I originally referred to developing desktop/server/embedded apps. C developers working on these apps have access to the kernel headers and APIs. I do not think we are referring to the same thing with respect to desktop development.
Its a tangent anyway. The focus of my comment was Android, which is sort of its own operating system and environment where the underlying host OS is not available to the Java developers. If you want to discuss the NDK where an Android developer can extend the Android environment with a custom library implemented in C that has access to the kernel, well there is already a thread on that.
The support libraries are Android's extension of the Java environment. The android app sees Java classes not the underlying C implementation. For example with respect to OpenGL: GLSurfaceView, android.opengl.GLES20. The environment is still Java language based and the underlying host OS still irrelevant.

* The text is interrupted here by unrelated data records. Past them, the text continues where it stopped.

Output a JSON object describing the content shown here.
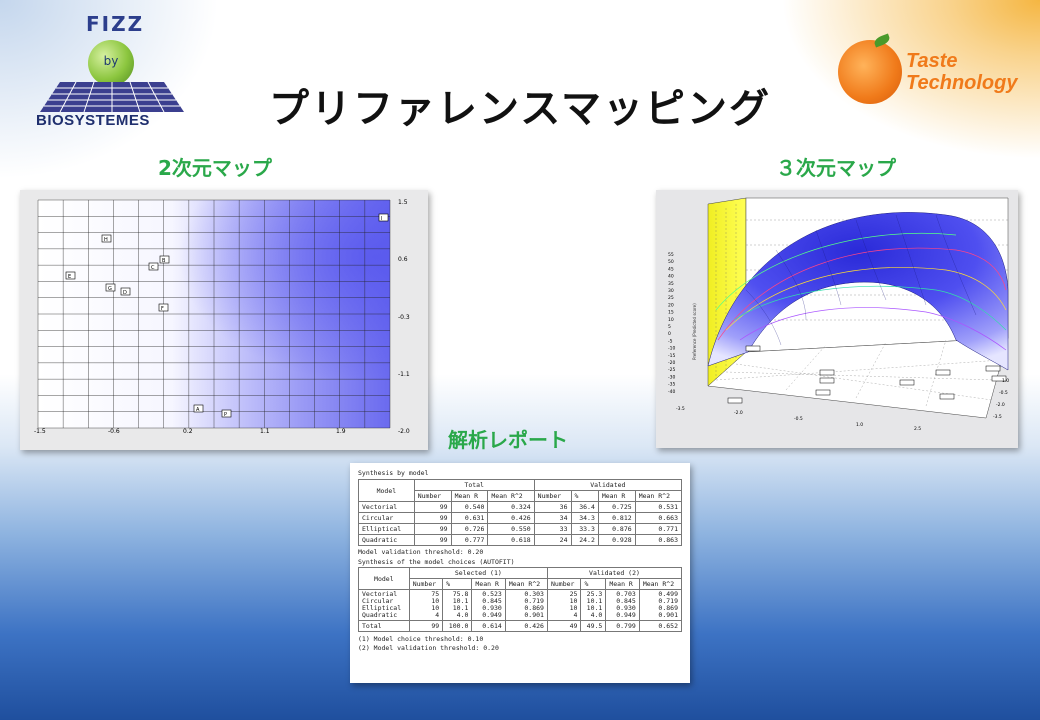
{
  "title": "プリファレンスマッピング",
  "logos": {
    "fizz_top": "FIZZ",
    "fizz_by": "by",
    "fizz_bottom": "BIOSYSTEMES",
    "taste_line1": "Taste",
    "taste_line2": "Technology"
  },
  "sections": {
    "map2d": "2次元マップ",
    "map3d": "３次元マップ",
    "report": "解析レポート"
  },
  "map2d": {
    "x_ticks": [
      "-1.5",
      "-0.6",
      "0.2",
      "1.1",
      "1.9"
    ],
    "y_ticks": [
      "1.5",
      "0.6",
      "-0.3",
      "-1.1",
      "-2.0"
    ],
    "products": [
      "H",
      "B",
      "C",
      "E",
      "G",
      "D",
      "F",
      "A",
      "P",
      "I",
      "N"
    ]
  },
  "map3d": {
    "y_ticks": [
      "55",
      "50",
      "45",
      "40",
      "35",
      "30",
      "25",
      "20",
      "15",
      "10",
      "5",
      "0",
      "-5",
      "-10",
      "-15",
      "-20",
      "-25",
      "-30",
      "-35",
      "-40"
    ],
    "x_ticks": [
      "-3.5",
      "-2.0",
      "-0.5",
      "1.0",
      "2.5"
    ],
    "z_ticks": [
      "1.0",
      "-0.5",
      "-2.0",
      "-3.5"
    ],
    "ylabel": "Preference (Predicted score)"
  },
  "report": {
    "title1": "Synthesis by model",
    "head_model": "Model",
    "head_total": "Total",
    "head_validated": "Validated",
    "cols1": [
      "Number",
      "Mean R",
      "Mean R^2",
      "Number",
      "%",
      "Mean R",
      "Mean R^2"
    ],
    "rows1": [
      {
        "model": "Vectorial",
        "vals": [
          "99",
          "0.540",
          "0.324",
          "36",
          "36.4",
          "0.725",
          "0.531"
        ]
      },
      {
        "model": "Circular",
        "vals": [
          "99",
          "0.631",
          "0.426",
          "34",
          "34.3",
          "0.812",
          "0.663"
        ]
      },
      {
        "model": "Elliptical",
        "vals": [
          "99",
          "0.726",
          "0.550",
          "33",
          "33.3",
          "0.876",
          "0.771"
        ]
      },
      {
        "model": "Quadratic",
        "vals": [
          "99",
          "0.777",
          "0.618",
          "24",
          "24.2",
          "0.928",
          "0.863"
        ]
      }
    ],
    "threshold1": "Model validation threshold: 0.20",
    "title2": "Synthesis of the model choices (AUTOFIT)",
    "head_selected": "Selected (1)",
    "head_validated2": "Validated (2)",
    "cols2": [
      "Number",
      "%",
      "Mean R",
      "Mean R^2",
      "Number",
      "%",
      "Mean R",
      "Mean R^2"
    ],
    "rows2_models": "Vectorial\nCircular\nElliptical\nQuadratic",
    "rows2_cols": [
      "75\n10\n10\n4",
      "75.8\n10.1\n10.1\n4.0",
      "0.523\n0.845\n0.930\n0.949",
      "0.303\n0.719\n0.869\n0.901",
      "25\n10\n10\n4",
      "25.3\n10.1\n10.1\n4.0",
      "0.703\n0.845\n0.930\n0.949",
      "0.499\n0.719\n0.869\n0.901"
    ],
    "total_label": "Total",
    "total_vals": [
      "99",
      "100.0",
      "0.614",
      "0.426",
      "49",
      "49.5",
      "0.799",
      "0.652"
    ],
    "footnote1": "(1) Model choice threshold: 0.10",
    "footnote2": "(2) Model validation threshold: 0.20"
  }
}
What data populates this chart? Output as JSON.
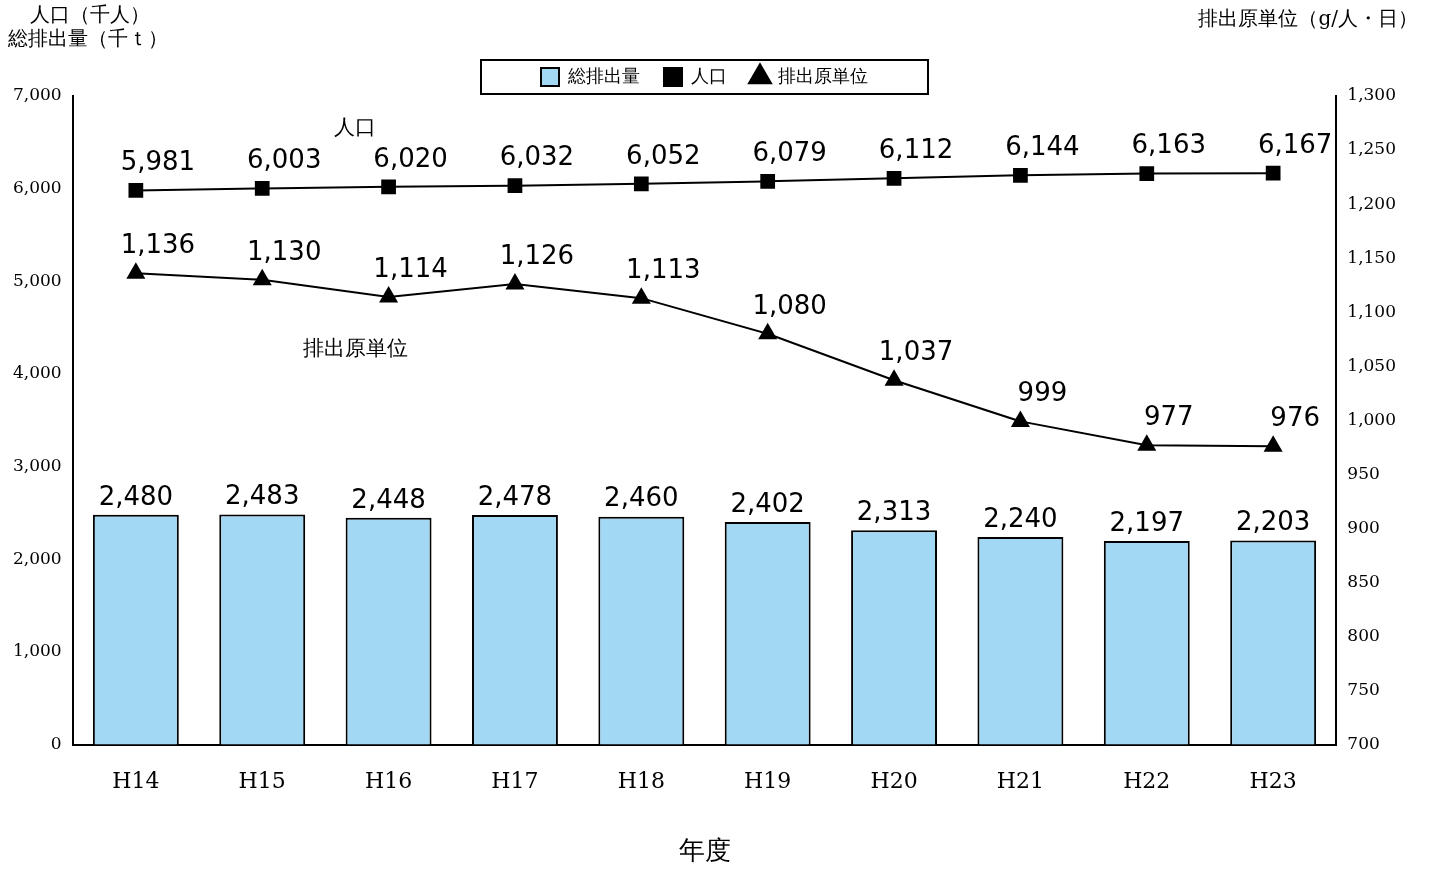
{
  "chart_data": {
    "type": "bar",
    "xlabel": "年度",
    "ylabel": "人口（千人）総排出量（千ｔ）",
    "y2label": "排出原単位（g/人・日）",
    "categories": [
      "H14",
      "H15",
      "H16",
      "H17",
      "H18",
      "H19",
      "H20",
      "H21",
      "H22",
      "H23"
    ],
    "series": [
      {
        "name": "総排出量",
        "color": "#a3d8f5",
        "values": [
          2480,
          2483,
          2448,
          2478,
          2460,
          2402,
          2313,
          2240,
          2197,
          2203
        ],
        "value_labels": [
          "2,480",
          "2,483",
          "2,448",
          "2,478",
          "2,460",
          "2,402",
          "2,313",
          "2,240",
          "2,197",
          "2,203"
        ]
      },
      {
        "name": "人口",
        "type": "line",
        "color": "#000000",
        "marker": "square",
        "values": [
          5981,
          6003,
          6020,
          6032,
          6052,
          6079,
          6112,
          6144,
          6163,
          6167
        ],
        "value_labels": [
          "5,981",
          "6,003",
          "6,020",
          "6,032",
          "6,052",
          "6,079",
          "6,112",
          "6,144",
          "6,163",
          "6,167"
        ]
      },
      {
        "name": "排出原単位",
        "type": "line",
        "color": "#000000",
        "marker": "triangle",
        "axis": "y2",
        "values": [
          1136,
          1130,
          1114,
          1126,
          1113,
          1080,
          1037,
          999,
          977,
          976
        ],
        "value_labels": [
          "1,136",
          "1,130",
          "1,114",
          "1,126",
          "1,113",
          "1,080",
          "1,037",
          "999",
          "977",
          "976"
        ]
      }
    ],
    "ylim": [
      0,
      7000
    ],
    "yticks": [
      0,
      {
        "value": 1000,
        "label": "1,000"
      },
      {
        "value": 2000,
        "label": "2,000"
      },
      {
        "value": 3000,
        "label": "3,000"
      },
      {
        "value": 4000,
        "label": "4,000"
      },
      {
        "value": 5000,
        "label": "5,000"
      },
      {
        "value": 6000,
        "label": "6,000"
      },
      {
        "value": 7000,
        "label": "7,000"
      }
    ],
    "y2lim": [
      700,
      1300
    ],
    "y2ticks": [
      700,
      750,
      800,
      850,
      900,
      950,
      {
        "value": 1000,
        "label": "1,000"
      },
      {
        "value": 1050,
        "label": "1,050"
      },
      {
        "value": 1100,
        "label": "1,100"
      },
      {
        "value": 1150,
        "label": "1,150"
      },
      {
        "value": 1200,
        "label": "1,200"
      },
      {
        "value": 1250,
        "label": "1,250"
      },
      {
        "value": 1300,
        "label": "1,300"
      }
    ],
    "annotations": [
      "人口",
      "排出原単位"
    ],
    "legend": "top",
    "grid": false
  }
}
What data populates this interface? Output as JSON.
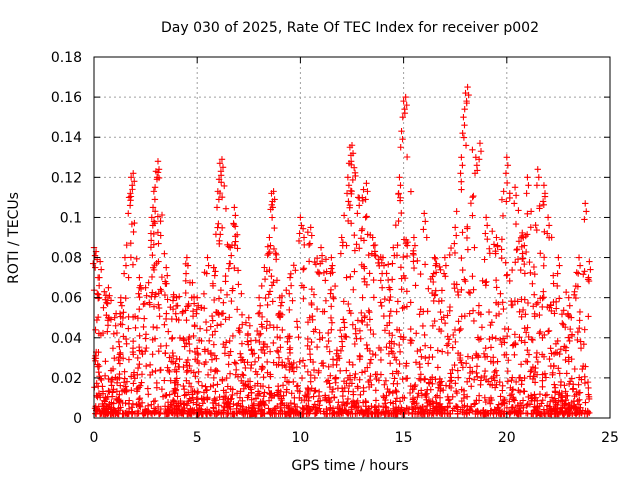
{
  "chart_data": {
    "type": "scatter",
    "title": "Day 030 of 2025, Rate Of TEC Index for receiver p002",
    "xlabel": "GPS time / hours",
    "ylabel": "ROTI / TECUs",
    "xlim": [
      0,
      25
    ],
    "ylim": [
      0,
      0.18
    ],
    "xticks": [
      0,
      5,
      10,
      15,
      20,
      25
    ],
    "xtick_labels": [
      "0",
      "5",
      "10",
      "15",
      "20",
      "25"
    ],
    "yticks": [
      0,
      0.02,
      0.04,
      0.06,
      0.08,
      0.1,
      0.12,
      0.14,
      0.16,
      0.18
    ],
    "ytick_labels": [
      "0",
      "0.02",
      "0.04",
      "0.06",
      "0.08",
      "0.1",
      "0.12",
      "0.14",
      "0.16",
      "0.18"
    ],
    "grid": true,
    "marker": "+",
    "marker_color": "#ff0000",
    "data_extent_x": [
      0,
      24
    ],
    "series": [
      {
        "name": "ROTI",
        "description_note": "dense cloud of points; representative envelope peaks listed below",
        "points": [
          [
            0.0,
            0.085
          ],
          [
            0.1,
            0.083
          ],
          [
            0.2,
            0.07
          ],
          [
            0.3,
            0.078
          ],
          [
            0.5,
            0.063
          ],
          [
            0.7,
            0.065
          ],
          [
            1.0,
            0.05
          ],
          [
            1.3,
            0.06
          ],
          [
            1.5,
            0.08
          ],
          [
            1.7,
            0.11
          ],
          [
            1.8,
            0.12
          ],
          [
            1.9,
            0.122
          ],
          [
            2.2,
            0.07
          ],
          [
            2.5,
            0.065
          ],
          [
            2.8,
            0.1
          ],
          [
            2.9,
            0.113
          ],
          [
            3.0,
            0.123
          ],
          [
            3.1,
            0.128
          ],
          [
            3.5,
            0.075
          ],
          [
            4.0,
            0.06
          ],
          [
            4.5,
            0.08
          ],
          [
            5.0,
            0.06
          ],
          [
            5.5,
            0.08
          ],
          [
            5.8,
            0.075
          ],
          [
            6.0,
            0.113
          ],
          [
            6.1,
            0.127
          ],
          [
            6.2,
            0.129
          ],
          [
            6.6,
            0.085
          ],
          [
            6.8,
            0.105
          ],
          [
            7.5,
            0.05
          ],
          [
            8.0,
            0.06
          ],
          [
            8.5,
            0.09
          ],
          [
            8.6,
            0.112
          ],
          [
            8.7,
            0.113
          ],
          [
            9.0,
            0.06
          ],
          [
            9.5,
            0.07
          ],
          [
            10.0,
            0.1
          ],
          [
            10.5,
            0.095
          ],
          [
            11.0,
            0.085
          ],
          [
            11.5,
            0.08
          ],
          [
            12.0,
            0.09
          ],
          [
            12.3,
            0.12
          ],
          [
            12.4,
            0.135
          ],
          [
            12.5,
            0.136
          ],
          [
            12.8,
            0.11
          ],
          [
            13.2,
            0.117
          ],
          [
            13.5,
            0.09
          ],
          [
            14.0,
            0.08
          ],
          [
            14.5,
            0.085
          ],
          [
            14.8,
            0.12
          ],
          [
            14.9,
            0.143
          ],
          [
            15.0,
            0.158
          ],
          [
            15.1,
            0.16
          ],
          [
            15.5,
            0.09
          ],
          [
            16.0,
            0.102
          ],
          [
            16.5,
            0.08
          ],
          [
            17.0,
            0.08
          ],
          [
            17.5,
            0.095
          ],
          [
            17.8,
            0.13
          ],
          [
            17.9,
            0.15
          ],
          [
            18.0,
            0.162
          ],
          [
            18.1,
            0.165
          ],
          [
            18.5,
            0.13
          ],
          [
            18.7,
            0.137
          ],
          [
            19.0,
            0.1
          ],
          [
            19.5,
            0.09
          ],
          [
            20.0,
            0.13
          ],
          [
            20.4,
            0.115
          ],
          [
            20.8,
            0.09
          ],
          [
            21.0,
            0.12
          ],
          [
            21.5,
            0.124
          ],
          [
            21.8,
            0.116
          ],
          [
            22.0,
            0.1
          ],
          [
            22.5,
            0.08
          ],
          [
            23.0,
            0.06
          ],
          [
            23.5,
            0.08
          ],
          [
            23.8,
            0.107
          ],
          [
            24.0,
            0.078
          ]
        ]
      }
    ]
  }
}
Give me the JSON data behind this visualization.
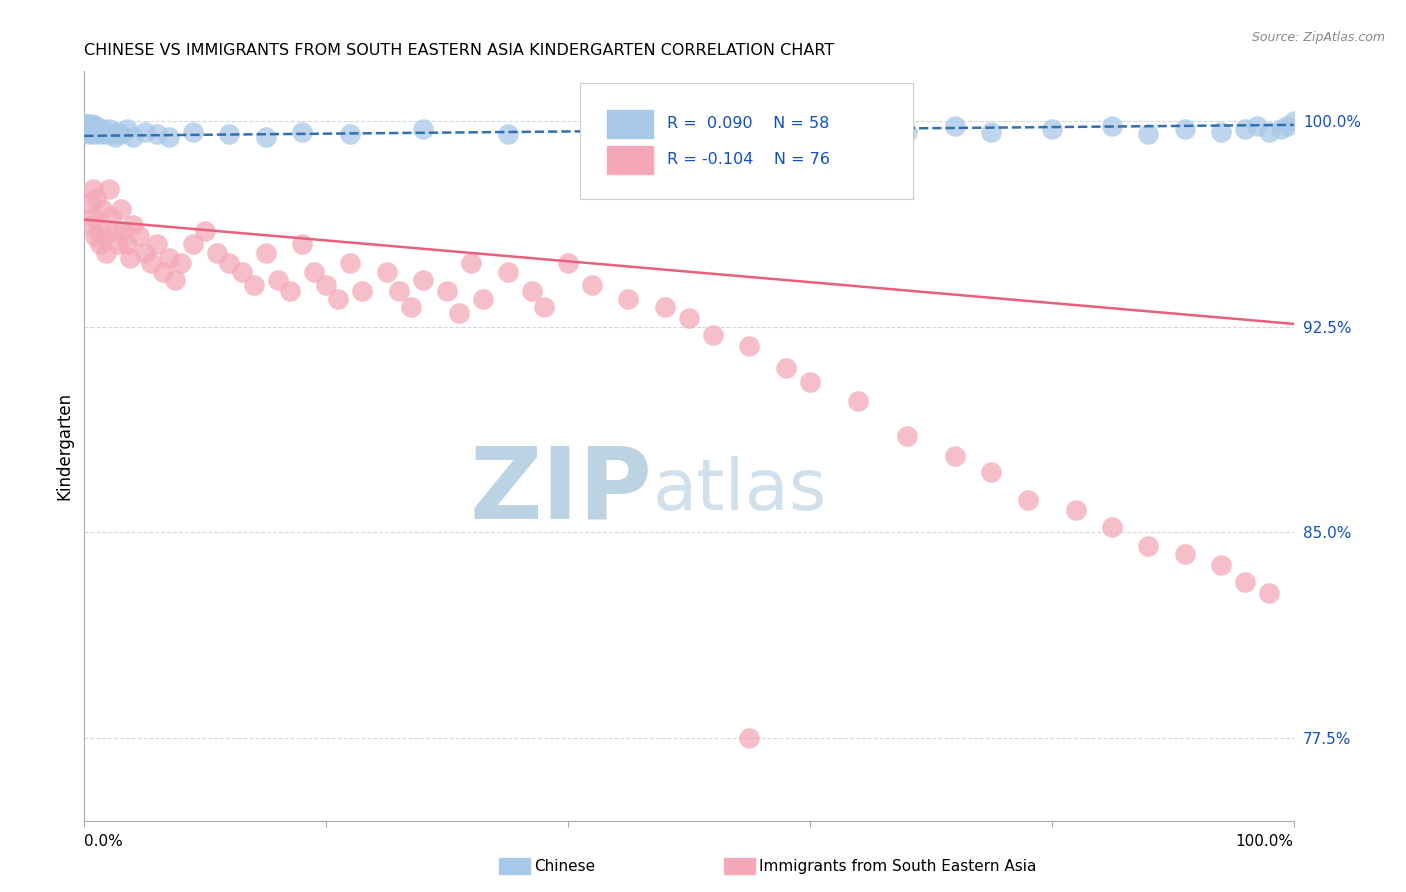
{
  "title": "CHINESE VS IMMIGRANTS FROM SOUTH EASTERN ASIA KINDERGARTEN CORRELATION CHART",
  "source": "Source: ZipAtlas.com",
  "ylabel": "Kindergarten",
  "ylabel_right_labels": [
    "100.0%",
    "92.5%",
    "85.0%",
    "77.5%"
  ],
  "ylabel_right_values": [
    1.0,
    0.925,
    0.85,
    0.775
  ],
  "xlim": [
    0.0,
    1.0
  ],
  "ylim": [
    0.745,
    1.018
  ],
  "blue_color": "#a8c8e8",
  "pink_color": "#f4a8b8",
  "blue_line_color": "#3070b0",
  "pink_line_color": "#e8607a",
  "legend_text_color": "#1050c0",
  "watermark_zip_color": "#b8d4e8",
  "watermark_atlas_color": "#c8dce8",
  "grid_color": "#d0d8e0",
  "blue_trend_intercept": 0.9945,
  "blue_trend_slope": 0.004,
  "pink_trend_intercept": 0.964,
  "pink_trend_slope": -0.038,
  "blue_x": [
    0.001,
    0.002,
    0.002,
    0.003,
    0.003,
    0.003,
    0.004,
    0.004,
    0.005,
    0.005,
    0.006,
    0.006,
    0.007,
    0.007,
    0.008,
    0.008,
    0.009,
    0.01,
    0.01,
    0.012,
    0.013,
    0.015,
    0.016,
    0.018,
    0.02,
    0.022,
    0.025,
    0.028,
    0.03,
    0.035,
    0.04,
    0.05,
    0.06,
    0.07,
    0.09,
    0.12,
    0.15,
    0.18,
    0.22,
    0.28,
    0.35,
    0.45,
    0.55,
    0.62,
    0.68,
    0.72,
    0.75,
    0.8,
    0.85,
    0.88,
    0.91,
    0.94,
    0.96,
    0.97,
    0.98,
    0.99,
    0.995,
    1.0
  ],
  "blue_y": [
    0.998,
    0.999,
    0.997,
    0.998,
    0.996,
    0.999,
    0.997,
    0.995,
    0.998,
    0.996,
    0.997,
    0.999,
    0.996,
    0.998,
    0.997,
    0.995,
    0.996,
    0.997,
    0.998,
    0.996,
    0.995,
    0.997,
    0.996,
    0.995,
    0.997,
    0.995,
    0.994,
    0.996,
    0.995,
    0.997,
    0.994,
    0.996,
    0.995,
    0.994,
    0.996,
    0.995,
    0.994,
    0.996,
    0.995,
    0.997,
    0.995,
    0.996,
    0.995,
    0.997,
    0.996,
    0.998,
    0.996,
    0.997,
    0.998,
    0.995,
    0.997,
    0.996,
    0.997,
    0.998,
    0.996,
    0.997,
    0.998,
    1.0
  ],
  "pink_x": [
    0.005,
    0.006,
    0.007,
    0.008,
    0.009,
    0.01,
    0.012,
    0.013,
    0.015,
    0.016,
    0.018,
    0.02,
    0.022,
    0.025,
    0.028,
    0.03,
    0.032,
    0.035,
    0.038,
    0.04,
    0.045,
    0.05,
    0.055,
    0.06,
    0.065,
    0.07,
    0.075,
    0.08,
    0.09,
    0.1,
    0.11,
    0.12,
    0.13,
    0.14,
    0.15,
    0.16,
    0.17,
    0.18,
    0.19,
    0.2,
    0.21,
    0.22,
    0.23,
    0.25,
    0.26,
    0.27,
    0.28,
    0.3,
    0.31,
    0.32,
    0.33,
    0.35,
    0.37,
    0.38,
    0.4,
    0.42,
    0.45,
    0.48,
    0.5,
    0.52,
    0.55,
    0.58,
    0.6,
    0.64,
    0.68,
    0.72,
    0.75,
    0.78,
    0.82,
    0.85,
    0.88,
    0.91,
    0.94,
    0.96,
    0.98,
    0.55
  ],
  "pink_y": [
    0.97,
    0.962,
    0.975,
    0.965,
    0.958,
    0.972,
    0.96,
    0.955,
    0.968,
    0.958,
    0.952,
    0.975,
    0.965,
    0.96,
    0.955,
    0.968,
    0.96,
    0.955,
    0.95,
    0.962,
    0.958,
    0.952,
    0.948,
    0.955,
    0.945,
    0.95,
    0.942,
    0.948,
    0.955,
    0.96,
    0.952,
    0.948,
    0.945,
    0.94,
    0.952,
    0.942,
    0.938,
    0.955,
    0.945,
    0.94,
    0.935,
    0.948,
    0.938,
    0.945,
    0.938,
    0.932,
    0.942,
    0.938,
    0.93,
    0.948,
    0.935,
    0.945,
    0.938,
    0.932,
    0.948,
    0.94,
    0.935,
    0.932,
    0.928,
    0.922,
    0.918,
    0.91,
    0.905,
    0.898,
    0.885,
    0.878,
    0.872,
    0.862,
    0.858,
    0.852,
    0.845,
    0.842,
    0.838,
    0.832,
    0.828,
    0.775
  ]
}
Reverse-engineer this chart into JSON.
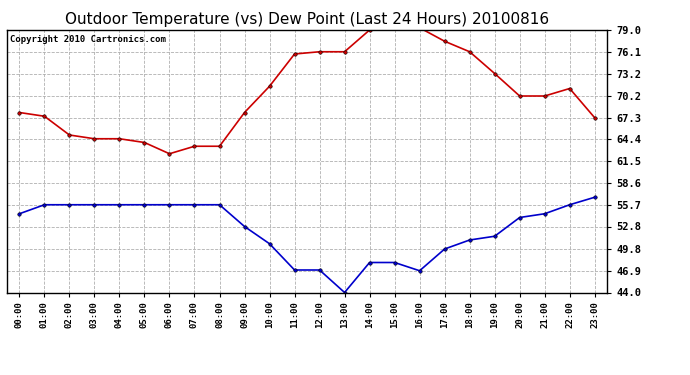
{
  "title": "Outdoor Temperature (vs) Dew Point (Last 24 Hours) 20100816",
  "copyright": "Copyright 2010 Cartronics.com",
  "hours": [
    "00:00",
    "01:00",
    "02:00",
    "03:00",
    "04:00",
    "05:00",
    "06:00",
    "07:00",
    "08:00",
    "09:00",
    "10:00",
    "11:00",
    "12:00",
    "13:00",
    "14:00",
    "15:00",
    "16:00",
    "17:00",
    "18:00",
    "19:00",
    "20:00",
    "21:00",
    "22:00",
    "23:00"
  ],
  "temp": [
    68.0,
    67.5,
    65.0,
    64.5,
    64.5,
    64.0,
    62.5,
    63.5,
    63.5,
    68.0,
    71.5,
    75.8,
    76.1,
    76.1,
    79.0,
    79.3,
    79.3,
    77.5,
    76.1,
    73.2,
    70.2,
    70.2,
    71.2,
    67.3
  ],
  "dewpoint": [
    54.5,
    55.7,
    55.7,
    55.7,
    55.7,
    55.7,
    55.7,
    55.7,
    55.7,
    52.8,
    50.5,
    47.0,
    47.0,
    44.0,
    48.0,
    48.0,
    46.9,
    49.8,
    51.0,
    51.5,
    54.0,
    54.5,
    55.7,
    56.7
  ],
  "temp_color": "#cc0000",
  "dew_color": "#0000cc",
  "bg_color": "#ffffff",
  "plot_bg_color": "#ffffff",
  "grid_color": "#b0b0b0",
  "ylim": [
    44.0,
    79.0
  ],
  "yticks": [
    44.0,
    46.9,
    49.8,
    52.8,
    55.7,
    58.6,
    61.5,
    64.4,
    67.3,
    70.2,
    73.2,
    76.1,
    79.0
  ],
  "title_fontsize": 11,
  "copyright_fontsize": 6.5,
  "marker": "o",
  "marker_size": 2.5,
  "linewidth": 1.2
}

Linux is the kernel. Other stuff is other stuff.
The point is that in desktop/server/embedded Linux environment the developers sees the kernel API. Under Android they do not. Android is a Java environment not a *nix environment.
Bollocks, if I write a desktop app in Java (Eclipse for example...) all I see is Java API, but that doesn't mean Eclipse is not running on Linux.
The Java app is not running on Linux, it is running on a Java virtual machine. That is one of the benefits of Java, it isolates you from the host operating system so that your app is portable. What that Java virtual machine is running on is irrelevant to your app. Would you claim that a Windows app is Linux based because MS Windows is running on a virtual machine hosted on a Linux box?
I give up, you really are quite mad.
Perhaps you are failing to see that you are arguing that Android "runs on Linux" and I am arguing that Android "is a Java environment". These are two different things. No one is claiming that the Dalvik VM is not being hosted on Linux in Android, my claim is merely that whatever OS is currently hosting the Dalvik VM is irrelevant to the app and its developer. Much as a MS Windows app and its developer don't care if it is running on native hardware or a VM, and in the later case doen't care what OS is hosting the VM.
In other words. If you are virtualized the host OS is irrelevant.